10 old-school tricks you can use to keep the NSA from spying on you

Concerned that your communiqués aren’t as private as they should be? You aren’t alone.

Mar 2, 2020, 1:13 am*

Internet Culture

 

S.E. Smith

Worried about NSA spying? Concerned that your communiqués aren’t as private as they should be? You aren’t alone—and you don’t have to be Angela Merkel to wonder if someone’s tapping your cellphone to find out what you’ve been ordering from the Chinese place around the corner, though your chances of being spied upon definitely go up if you’re Muslim! (Also, no, I don’t want to talk about my relationship with garlic eggplant.)

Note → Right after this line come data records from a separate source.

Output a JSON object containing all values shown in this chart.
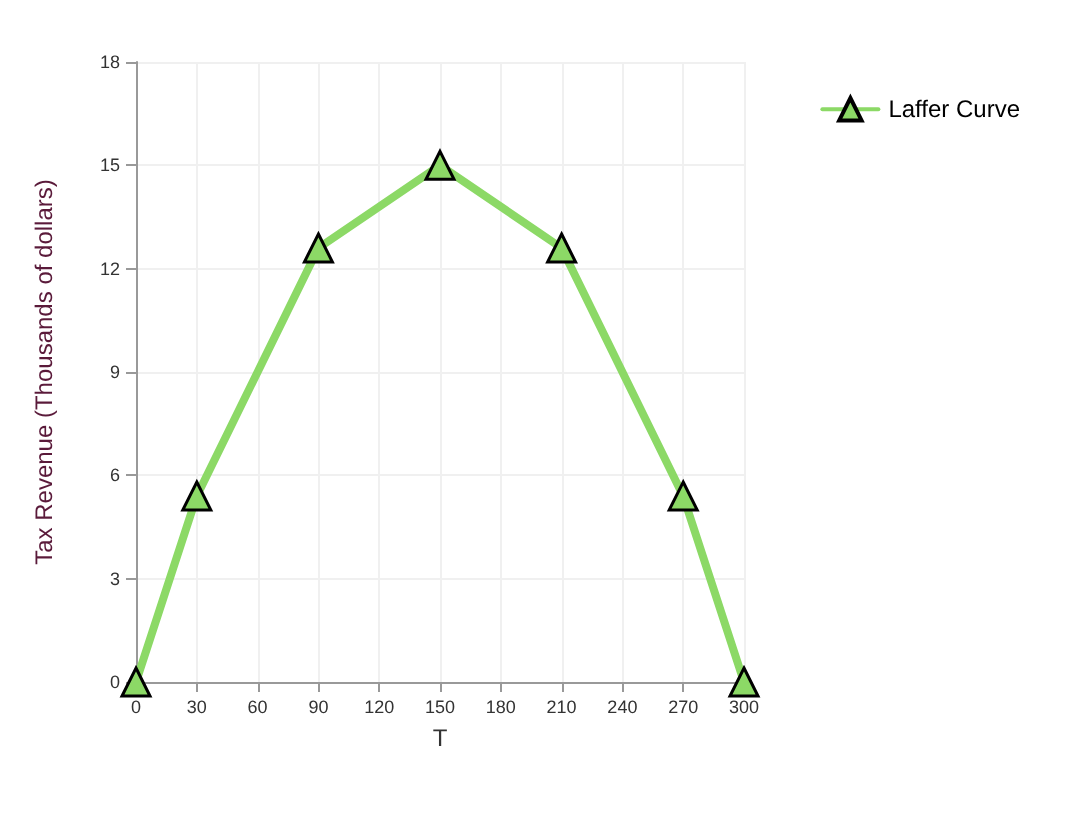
{
  "chart_data": {
    "type": "line",
    "xlabel": "T",
    "ylabel": "Tax Revenue (Thousands of dollars)",
    "x": [
      0,
      30,
      90,
      150,
      210,
      270,
      300
    ],
    "series": [
      {
        "name": "Laffer Curve",
        "color": "#8cd966",
        "values": [
          0,
          5.4,
          12.6,
          15,
          12.6,
          5.4,
          0
        ]
      }
    ],
    "xlim": [
      0,
      300
    ],
    "xticks": [
      0,
      30,
      60,
      90,
      120,
      150,
      180,
      210,
      240,
      270,
      300
    ],
    "ylim": [
      0,
      18
    ],
    "yticks": [
      0,
      3,
      6,
      9,
      12,
      15,
      18
    ],
    "grid": true,
    "legend": "top right",
    "marker": "triangle",
    "line_style": "solid"
  }
}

We’ve got some hot tips for you to help keep you safe from NSA spying, so you can go on doing what you do best: Looking at amazing videos of bald eagles on the Internet and reading listicles.

1) Typewriters

They’re not just for hipster décor anymore! Typewriters are where it’s at for keeping your most important writing safe from NSA spying. Just ask the Russians. Or the Germans. Using manual typewriters to create sensitive documents and never digitizing them allows you to keep your most classified records…classified.

2) Carrier pigeons

We get it. Sometimes you need to send messages. Your phone isn’t secure, you probably shouldn’t trust your email…why not carrier pigeons? They’re fun and easy to raise, and you can always eat the failures (assuming you can find them). You might be worried about drones, but we think you’ve got at least a year before the NSA gets smart to the carrier pigeon phenomenon—for now, you can totally pass it off as the latest urban farming trend.

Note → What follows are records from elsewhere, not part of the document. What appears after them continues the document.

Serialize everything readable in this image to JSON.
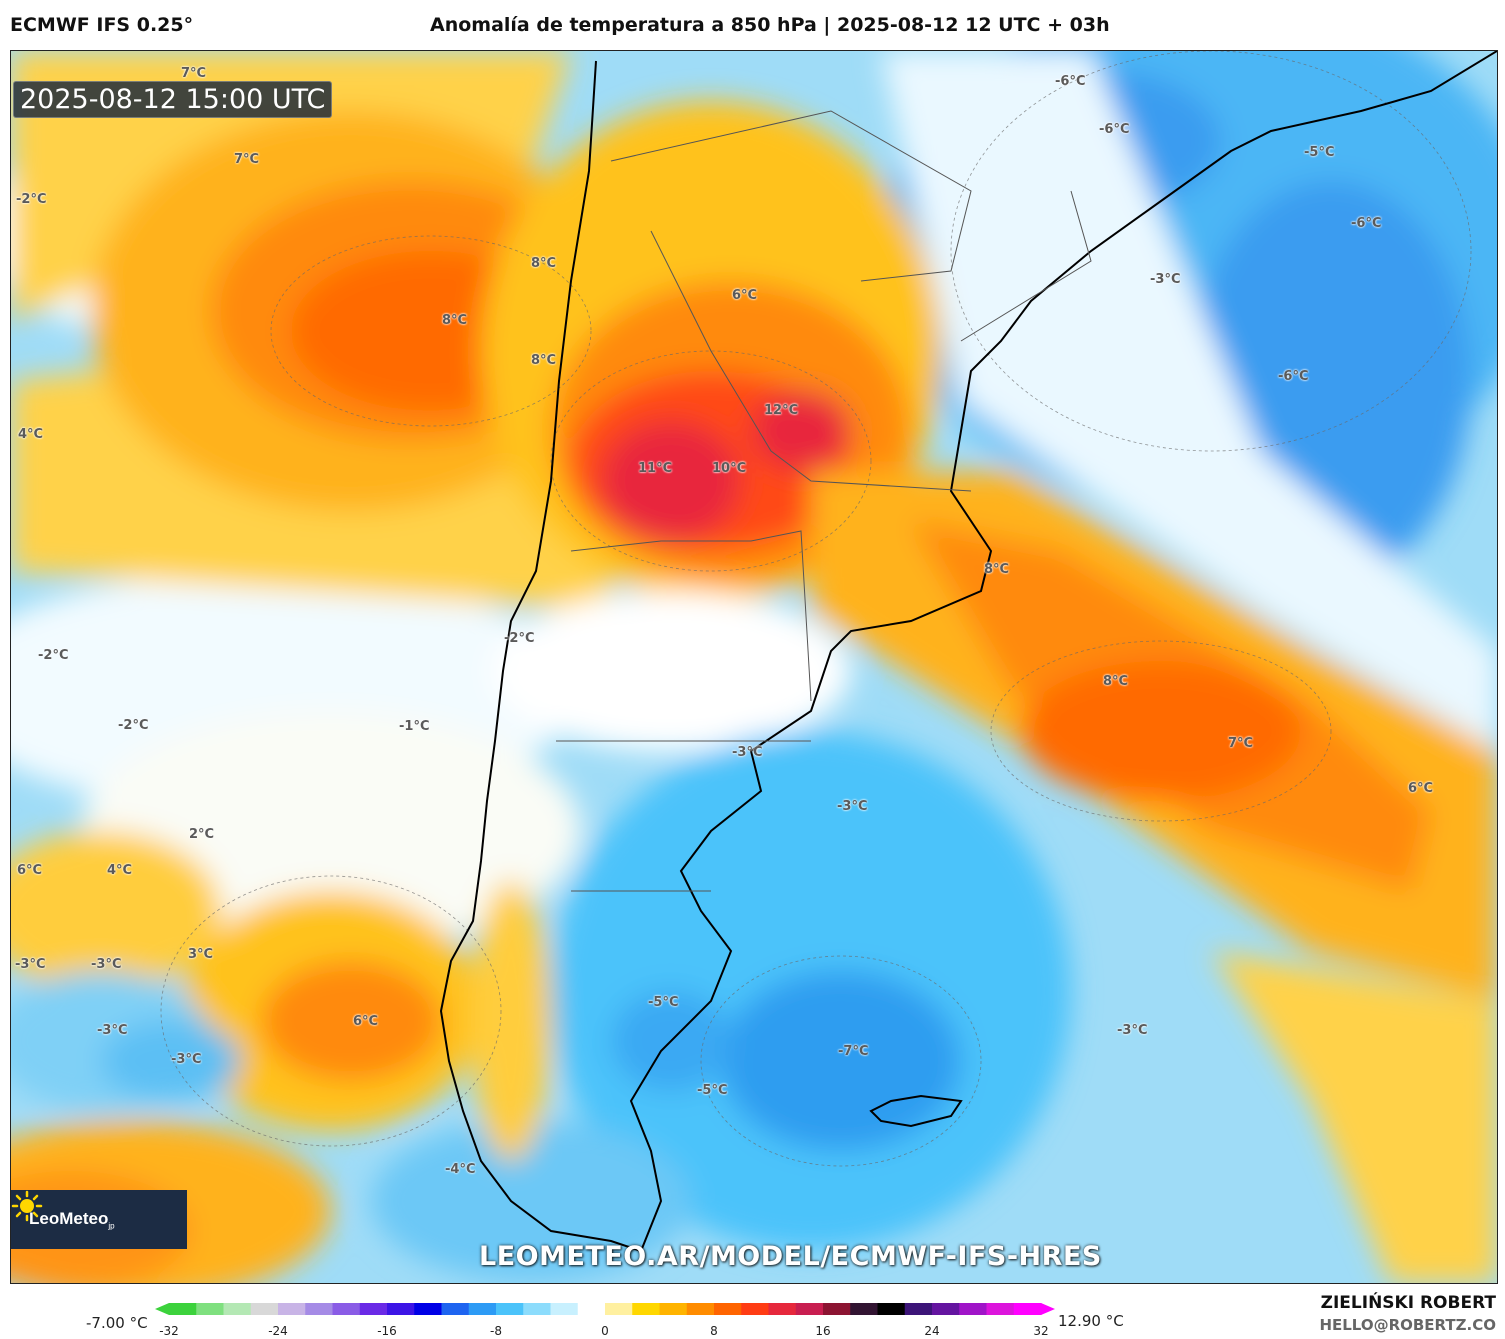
{
  "header": {
    "model": "ECMWF IFS 0.25°",
    "title": "Anomalía de temperatura a 850 hPa | 2025-08-12 12 UTC + 03h"
  },
  "map": {
    "valid_time": "2025-08-12 15:00 UTC",
    "watermark": "LEOMETEO.AR/MODEL/ECMWF-IFS-HRES",
    "logo": {
      "name": "LeoMeteo",
      "suffix": "jp"
    },
    "labels": [
      {
        "text": "7°C"
      },
      {
        "text": "7°C"
      },
      {
        "text": "-2°C"
      },
      {
        "text": "8°C"
      },
      {
        "text": "8°C"
      },
      {
        "text": "8°C"
      },
      {
        "text": "6°C"
      },
      {
        "text": "12°C"
      },
      {
        "text": "11°C"
      },
      {
        "text": "10°C"
      },
      {
        "text": "4°C"
      },
      {
        "text": "-6°C"
      },
      {
        "text": "-6°C"
      },
      {
        "text": "-5°C"
      },
      {
        "text": "-6°C"
      },
      {
        "text": "-3°C"
      },
      {
        "text": "-6°C"
      },
      {
        "text": "8°C"
      },
      {
        "text": "-2°C"
      },
      {
        "text": "-2°C"
      },
      {
        "text": "-2°C"
      },
      {
        "text": "-1°C"
      },
      {
        "text": "8°C"
      },
      {
        "text": "7°C"
      },
      {
        "text": "6°C"
      },
      {
        "text": "-3°C"
      },
      {
        "text": "-3°C"
      },
      {
        "text": "2°C"
      },
      {
        "text": "6°C"
      },
      {
        "text": "4°C"
      },
      {
        "text": "3°C"
      },
      {
        "text": "-3°C"
      },
      {
        "text": "-3°C"
      },
      {
        "text": "-3°C"
      },
      {
        "text": "-3°C"
      },
      {
        "text": "6°C"
      },
      {
        "text": "-5°C"
      },
      {
        "text": "-7°C"
      },
      {
        "text": "-5°C"
      },
      {
        "text": "-3°C"
      },
      {
        "text": "-4°C"
      }
    ]
  },
  "colorbar": {
    "min_label": "-7.00 °C",
    "max_label": "12.90 °C",
    "ticks": [
      "-32",
      "-24",
      "-16",
      "-8",
      "0",
      "8",
      "16",
      "24",
      "32"
    ],
    "colors": [
      "#3cd23c",
      "#7fe07f",
      "#b4e8b4",
      "#d8d8d8",
      "#c8b4e6",
      "#a58be6",
      "#8a5ce6",
      "#6a2ae6",
      "#3c14e6",
      "#0000e6",
      "#1e64f0",
      "#2d9bf5",
      "#4bc3fa",
      "#8cdcfc",
      "#c8f0fe",
      "#ffffff",
      "#fff0a0",
      "#ffd700",
      "#ffb400",
      "#ff8c00",
      "#ff6400",
      "#ff3c14",
      "#e6283c",
      "#c81e50",
      "#8c1432",
      "#321432",
      "#000000",
      "#3c1478",
      "#6414a0",
      "#a014c8",
      "#dc14dc",
      "#ff00ff"
    ]
  },
  "footer": {
    "author": "ZIELIŃSKI ROBERT",
    "email": "HELLO@ROBERTZ.CO"
  }
}
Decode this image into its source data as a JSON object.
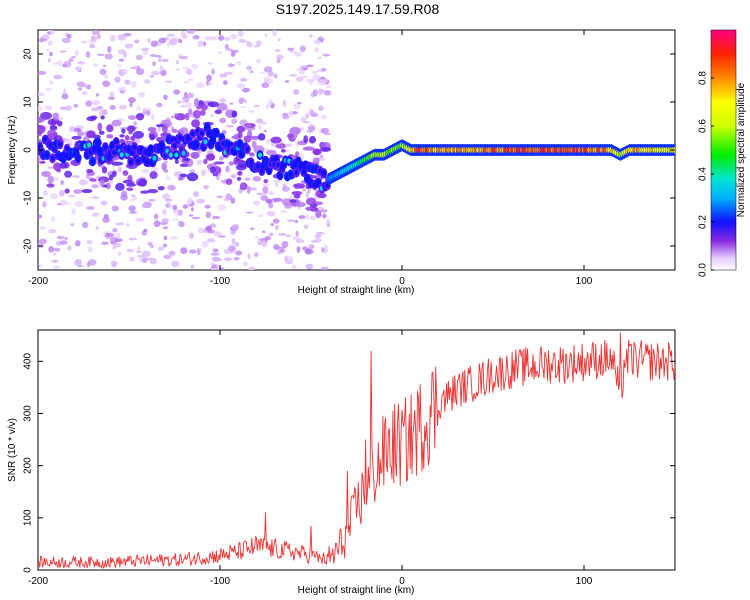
{
  "title": "S197.2025.149.17.59.R08",
  "chart_data": [
    {
      "type": "heatmap",
      "xlabel": "Height of straight line (km)",
      "ylabel": "Frequency (Hz)",
      "xlim": [
        -200,
        150
      ],
      "ylim": [
        -25,
        25
      ],
      "x_ticks": [
        -200,
        -100,
        0,
        100
      ],
      "y_ticks": [
        -20,
        -10,
        0,
        10,
        20
      ],
      "colorbar": {
        "label": "Normalized spectral amplitude",
        "range": [
          0.0,
          1.0
        ],
        "ticks": [
          "0.0",
          "0.2",
          "0.4",
          "0.6",
          "0.8"
        ],
        "tick_values": [
          0.0,
          0.2,
          0.4,
          0.6,
          0.8
        ]
      },
      "ridge_line": {
        "x": [
          -200,
          -180,
          -160,
          -140,
          -120,
          -105,
          -95,
          -85,
          -75,
          -65,
          -55,
          -45,
          -40,
          -35,
          -30,
          -25,
          -20,
          -15,
          -10,
          -5,
          0,
          5,
          10,
          20,
          40,
          60,
          80,
          100,
          115,
          120,
          125,
          150
        ],
        "freq": [
          1,
          -1,
          0,
          -1,
          1,
          3,
          1,
          -1,
          -3,
          -4,
          -4,
          -6,
          -6,
          -5,
          -4,
          -3,
          -2,
          -1,
          -1,
          0,
          1,
          0,
          0,
          0,
          0,
          0,
          0,
          0,
          0,
          -1,
          0,
          0
        ],
        "amplitude": [
          0.3,
          0.3,
          0.3,
          0.3,
          0.3,
          0.3,
          0.3,
          0.3,
          0.3,
          0.3,
          0.3,
          0.2,
          0.3,
          0.3,
          0.4,
          0.4,
          0.5,
          0.6,
          0.6,
          0.6,
          0.6,
          0.7,
          0.9,
          0.8,
          0.8,
          0.9,
          0.9,
          0.9,
          0.8,
          0.6,
          0.8,
          0.7
        ]
      }
    },
    {
      "type": "line",
      "xlabel": "Height of straight line (km)",
      "ylabel": "SNR (10 * v/v)",
      "xlim": [
        -200,
        150
      ],
      "ylim": [
        0,
        460
      ],
      "x_ticks": [
        -200,
        -100,
        0,
        100
      ],
      "y_ticks": [
        0,
        100,
        200,
        300,
        400
      ],
      "color": "#ee3333",
      "series": [
        {
          "x": [
            -200,
            -180,
            -160,
            -140,
            -120,
            -100,
            -90,
            -80,
            -70,
            -60,
            -50,
            -45,
            -40,
            -35,
            -30,
            -25,
            -22,
            -20,
            -18,
            -15,
            -10,
            -5,
            0,
            5,
            10,
            15,
            20,
            30,
            40,
            50,
            60,
            70,
            80,
            90,
            100,
            110,
            115,
            118,
            120,
            122,
            125,
            135,
            150
          ],
          "y": [
            15,
            15,
            15,
            18,
            20,
            28,
            35,
            45,
            40,
            35,
            28,
            22,
            20,
            40,
            70,
            120,
            140,
            170,
            160,
            190,
            220,
            240,
            240,
            255,
            275,
            300,
            320,
            345,
            360,
            375,
            385,
            390,
            395,
            395,
            400,
            405,
            405,
            370,
            310,
            400,
            405,
            400,
            400
          ]
        }
      ],
      "spikes": [
        {
          "x": -17,
          "y": 420
        },
        {
          "x": -75,
          "y": 110
        },
        {
          "x": -50,
          "y": 85
        },
        {
          "x": -30,
          "y": 190
        },
        {
          "x": -20,
          "y": 250
        },
        {
          "x": 120,
          "y": 455
        }
      ]
    }
  ]
}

Do not, however, rely on marine creatures to carry your missives—the military’s already weaponized our friends of the ocean and they’re out for blood.  

3) Oranges

Be careful: This is only for advanced players. West Wing fans know that orange bowling is a fantastic way to send messages in close quarters (so stop IMing with someone in the same room as you, because you might as well just invite the NSA to read over your shoulder), and it’s been road-tested by political campaigns, too! Best part: You’ll be eating the evidence before the NSA has a chance to catch wind of it, leaving behind only the faint sting of citrus oil.

4) Secret Decoder Rings

The NSA may have some crack cryptographers on board, but even they are no match for the secret decoder ring. Just make sure to keep the decoder window on the bottom so it stays a secret, while your ring will look like a cryptic typographical statement. You love typography, right? You can totally pass this off.  

5) Photoshop Hijinks

Hop on board the Slenderman bus, because you’d be surprised by what you can hide in plain sight. Your secret messages will blend right in with the crowd, allowing you to convey all-important information about which BART station to meet at after work. (Wait, is the whole Slenderman thing actually an NSA conspiracy?)

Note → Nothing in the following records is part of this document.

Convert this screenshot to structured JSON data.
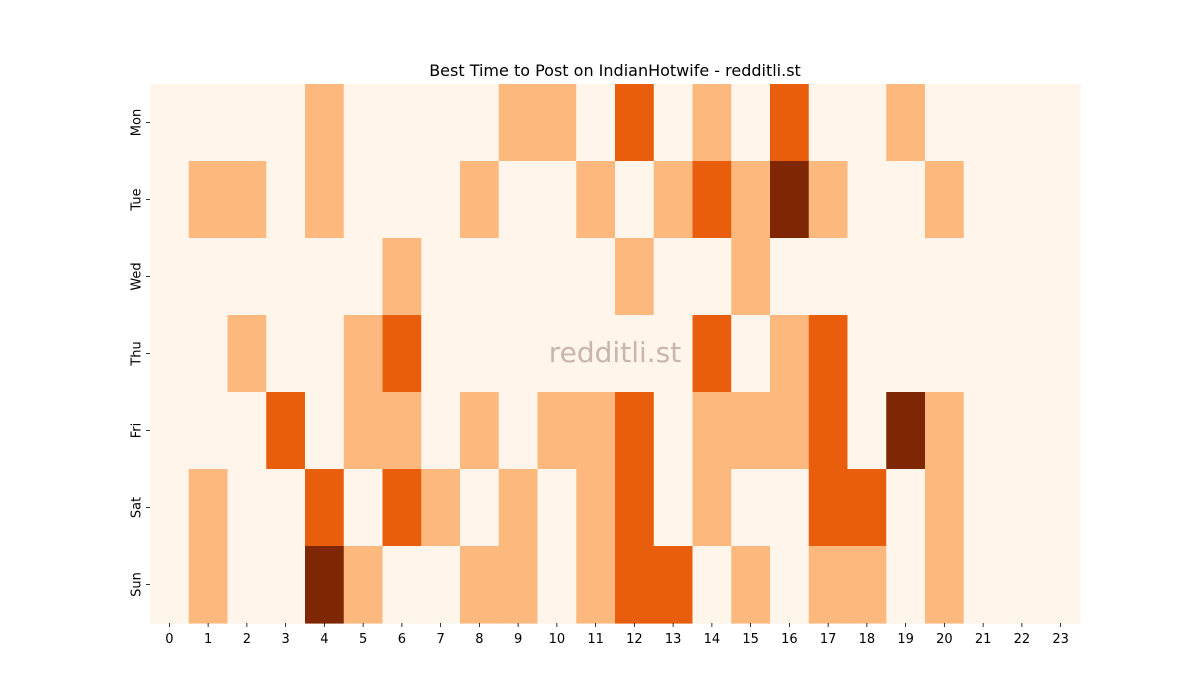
{
  "chart_data": {
    "type": "heatmap",
    "title": "Best Time to Post on IndianHotwife - redditli.st",
    "watermark": "redditli.st",
    "x_categories": [
      "0",
      "1",
      "2",
      "3",
      "4",
      "5",
      "6",
      "7",
      "8",
      "9",
      "10",
      "11",
      "12",
      "13",
      "14",
      "15",
      "16",
      "17",
      "18",
      "19",
      "20",
      "21",
      "22",
      "23"
    ],
    "y_categories": [
      "Mon",
      "Tue",
      "Wed",
      "Thu",
      "Fri",
      "Sat",
      "Sun"
    ],
    "values": [
      [
        0,
        0,
        0,
        0,
        1,
        0,
        0,
        0,
        0,
        1,
        1,
        0,
        2,
        0,
        1,
        0,
        2,
        0,
        0,
        1,
        0,
        0,
        0,
        0
      ],
      [
        0,
        1,
        1,
        0,
        1,
        0,
        0,
        0,
        1,
        0,
        0,
        1,
        0,
        1,
        2,
        1,
        3,
        1,
        0,
        0,
        1,
        0,
        0,
        0
      ],
      [
        0,
        0,
        0,
        0,
        0,
        0,
        1,
        0,
        0,
        0,
        0,
        0,
        1,
        0,
        0,
        1,
        0,
        0,
        0,
        0,
        0,
        0,
        0,
        0
      ],
      [
        0,
        0,
        1,
        0,
        0,
        1,
        2,
        0,
        0,
        0,
        0,
        0,
        0,
        0,
        2,
        0,
        1,
        2,
        0,
        0,
        0,
        0,
        0,
        0
      ],
      [
        0,
        0,
        0,
        2,
        0,
        1,
        1,
        0,
        1,
        0,
        1,
        1,
        2,
        0,
        1,
        1,
        1,
        2,
        0,
        3,
        1,
        0,
        0,
        0
      ],
      [
        0,
        1,
        0,
        0,
        2,
        0,
        2,
        1,
        0,
        1,
        0,
        1,
        2,
        0,
        1,
        0,
        0,
        2,
        2,
        0,
        1,
        0,
        0,
        0
      ],
      [
        0,
        1,
        0,
        0,
        3,
        1,
        0,
        0,
        1,
        1,
        0,
        1,
        2,
        2,
        0,
        1,
        0,
        1,
        1,
        0,
        1,
        0,
        0,
        0
      ]
    ],
    "value_range": [
      0,
      3
    ],
    "colorscale": [
      "#fff5eb",
      "#fdb97d",
      "#e95e0d",
      "#7f2704"
    ],
    "grid": false,
    "legend": "none"
  }
}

6) Well-Designed Tinfoil Hats

Again, this is for advanced players only. As the NSA wises up to our evasive tactics, it’s important to step up your game so you can avoid their mind control tactics. However, be aware that most tin foil hat designs are ineffective. You need a working Faraday Cage, as discovered by some enterprising MIT students. However, you should consider the fact that this study may actually be an elaborate ruse perpetrated by the NSA.

7) Onions

I read somewhere that onions are apparently really good for sending secret messages over the Internet, although I’m not exactly sure how that’s supposed to work. Edward Snowden used it, and he doesn’t seem to have particularly bad breath, so eating them definitely isn’t what you’re supposed to do. Do you cover your router in onion skins? Shove onions into your USB ports? If someone could get back to me, I’d really appreciate it.

8) Numbers Stations

If we’re going to be exploring throwback methods, it’s time to take a closer look at numbers stations. These mysterious ghosts of the airwaves include a voice reading long series of numbers that won’t make sense to anyone else but you…and the people who loop in on the secret. Confuse the NSA by adding in the infamous numerical sequence from “Lost.”

9) Invisible Ink

While this isn’t going to display right in all browsers, sending emails in invisible ink is something you should definitely consider. Better yet, go old school with lemon juice. For best results with invisible ink, write a regular letter and then write the invisible one. Join an organization like Post Crossing so the NSA won’t find it completely weird that you’re sending letters in the first place, because, seriously, who does that?

10) Semaphore flags

Skip calling and texting, and get cozy with your closest neighbors. Semaphore flags are impenetrable to NSA spying, unless one of your neighbors happens to be an NSA agent. You’ll be flagging like a sailor in no time!